Despite the recent, unsettling dot-com fallout, the authors claim that the e-revolution is here to stay. Moreover, they say, with few exceptions, solidly managed, financially stable traditional companies will lead the most productive, profitable and long-term forays into e-commerce. Weill and Vitale, affiliated with MIT's Sloan School of Management and the Australian Graduate School of Management, respectively, use extensive surveys and research to show how bricks-and-mortar companies can and should use the Internet to expand their businesses profitably. While a consumer may simply want a user-friendly Web site, businesses have to evaluate a range of questions, including financial, technical and marketing issues, when creating an e-business.

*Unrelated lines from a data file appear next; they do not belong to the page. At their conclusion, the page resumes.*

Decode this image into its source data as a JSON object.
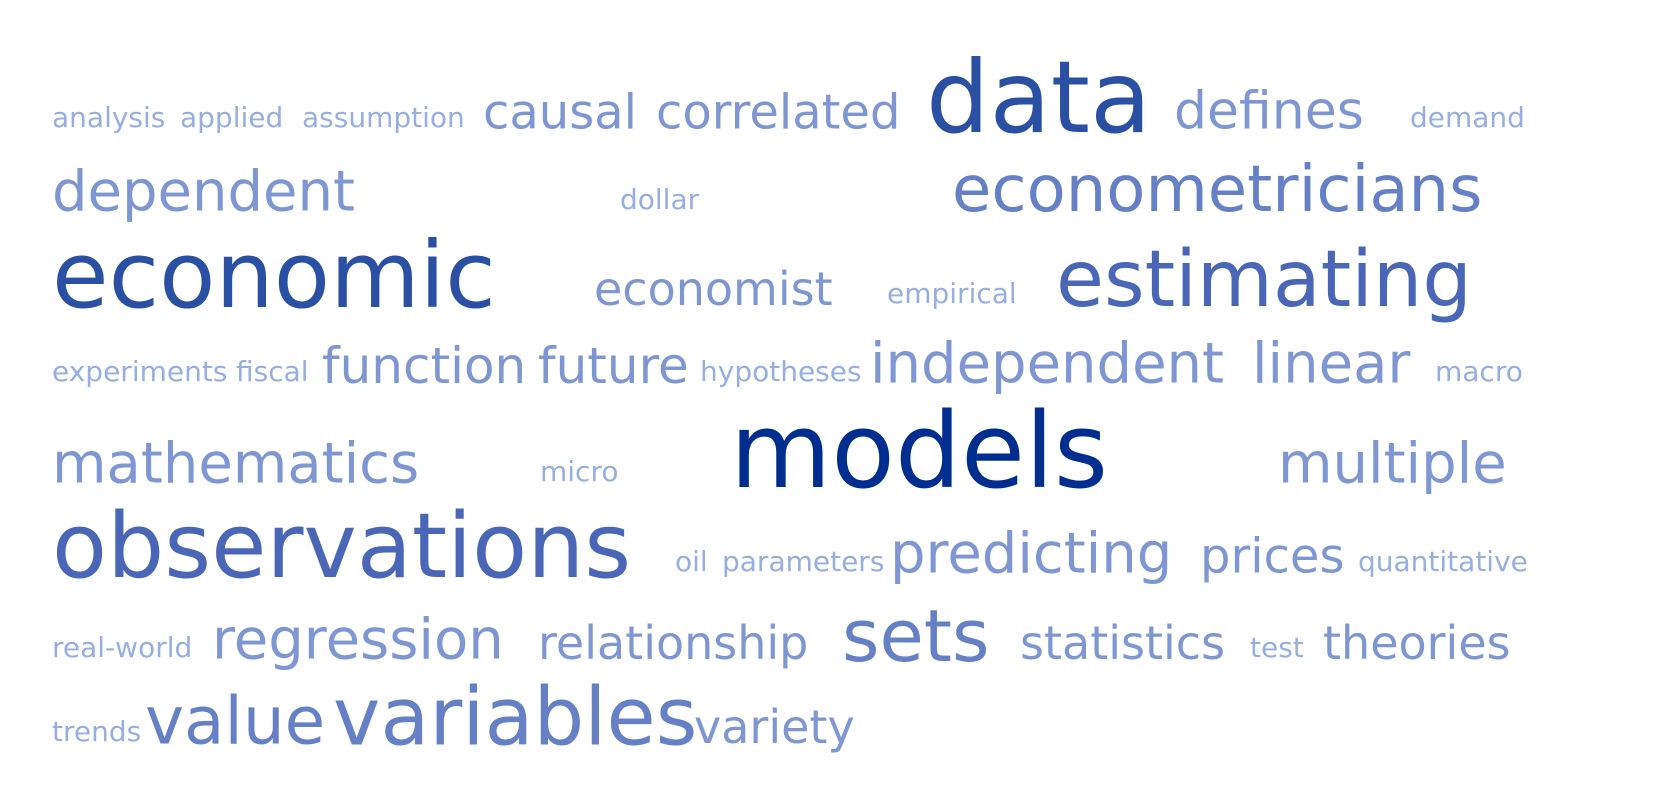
{
  "cloud": {
    "palette": {
      "darkest": "#002E8E",
      "dark": "#2A50A3",
      "medium": "#4967B6",
      "light": "#6680C6",
      "lighter": "#8096D2",
      "lightest": "#99AEE0"
    },
    "words": [
      {
        "text": "analysis",
        "tone": "lightest"
      },
      {
        "text": "applied",
        "tone": "lightest"
      },
      {
        "text": "assumption",
        "tone": "lightest"
      },
      {
        "text": "causal",
        "tone": "lighter"
      },
      {
        "text": "correlated",
        "tone": "lighter"
      },
      {
        "text": "data",
        "tone": "dark"
      },
      {
        "text": "defines",
        "tone": "lighter"
      },
      {
        "text": "demand",
        "tone": "lightest"
      },
      {
        "text": "dependent",
        "tone": "lighter"
      },
      {
        "text": "dollar",
        "tone": "lightest"
      },
      {
        "text": "econometricians",
        "tone": "light"
      },
      {
        "text": "economic",
        "tone": "dark"
      },
      {
        "text": "economist",
        "tone": "lighter"
      },
      {
        "text": "empirical",
        "tone": "lightest"
      },
      {
        "text": "estimating",
        "tone": "medium"
      },
      {
        "text": "experiments",
        "tone": "lightest"
      },
      {
        "text": "fiscal",
        "tone": "lightest"
      },
      {
        "text": "function",
        "tone": "lighter"
      },
      {
        "text": "future",
        "tone": "lighter"
      },
      {
        "text": "hypotheses",
        "tone": "lightest"
      },
      {
        "text": "independent",
        "tone": "lighter"
      },
      {
        "text": "linear",
        "tone": "lighter"
      },
      {
        "text": "macro",
        "tone": "lightest"
      },
      {
        "text": "mathematics",
        "tone": "lighter"
      },
      {
        "text": "micro",
        "tone": "lightest"
      },
      {
        "text": "models",
        "tone": "darkest"
      },
      {
        "text": "multiple",
        "tone": "lighter"
      },
      {
        "text": "observations",
        "tone": "medium"
      },
      {
        "text": "oil",
        "tone": "lightest"
      },
      {
        "text": "parameters",
        "tone": "lightest"
      },
      {
        "text": "predicting",
        "tone": "lighter"
      },
      {
        "text": "prices",
        "tone": "lighter"
      },
      {
        "text": "quantitative",
        "tone": "lightest"
      },
      {
        "text": "real-world",
        "tone": "lightest"
      },
      {
        "text": "regression",
        "tone": "lighter"
      },
      {
        "text": "relationship",
        "tone": "lighter"
      },
      {
        "text": "sets",
        "tone": "light"
      },
      {
        "text": "statistics",
        "tone": "lighter"
      },
      {
        "text": "test",
        "tone": "lightest"
      },
      {
        "text": "theories",
        "tone": "lighter"
      },
      {
        "text": "trends",
        "tone": "lightest"
      },
      {
        "text": "value",
        "tone": "light"
      },
      {
        "text": "variables",
        "tone": "light"
      },
      {
        "text": "variety",
        "tone": "lighter"
      }
    ]
  }
}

The notion of ownership is crucial: "In any e-business model, there are three important questions of ownership who owns the customer relationship, who owns the customer data and who owns the customer transaction." The book expands on key e-business models and includes brief profiles of companies like Lonely Planet and Cisco. This highly technical study will appeal primarily to information technology specialists, e-business consultants and company executives ready to roll up their sleeves and take a hard look at their infrastructure and channels of distribution in order to capitalize on the opportunities offered by the Internet. Still, the writing is clear, and the authors use a textbook approach with chapter summaries that will enhance readers' ability to turn their analysis into practical application. (May 28) (c) Copyright PWxyz, LLC. All rights reserved

CHOICE Review

One of the most vexing problems facing traditional managers is planning the transition from a physical site-based business model to one that successfully integrates e-business and capitalizes on the transformation of old and new. Many managers, traumatized by the stigma of dot-com failures, seek viable, experientially validated advice on developing migration strategies. This book fills the gap, offering managers a solid array of alternatives with evaluative methods for identifying the best model. Weill (director, Center for Information Systems Research, MIT Sloan School of Management) and Vitale (dean and director, Australian Graduate School of Management) present eight "atomic'" business models, created with deep insight based on sound research principles and supported by detailed case studies. Each new structural model is discussed in depth and is easily understood by academic readers and practitioners. Weill expands new dimensions of understanding of the potential of e-business as addressed in his earlier book coauthored with Marianne Broadbent, Leveraging the New Infrastructure (1998). References are provided, with an appendix of supporting analytical information about the research conducted. Appropriate (and a rich source for discussion) for graduate-level business students, researchers, faculty, and professionals. N. J. Johnson Capella University

Author notes provided by Syndetics

Peter Weill is Director of the Center for Information Systems Research and Senior Research Scientist at MIT's Sloan School of Management.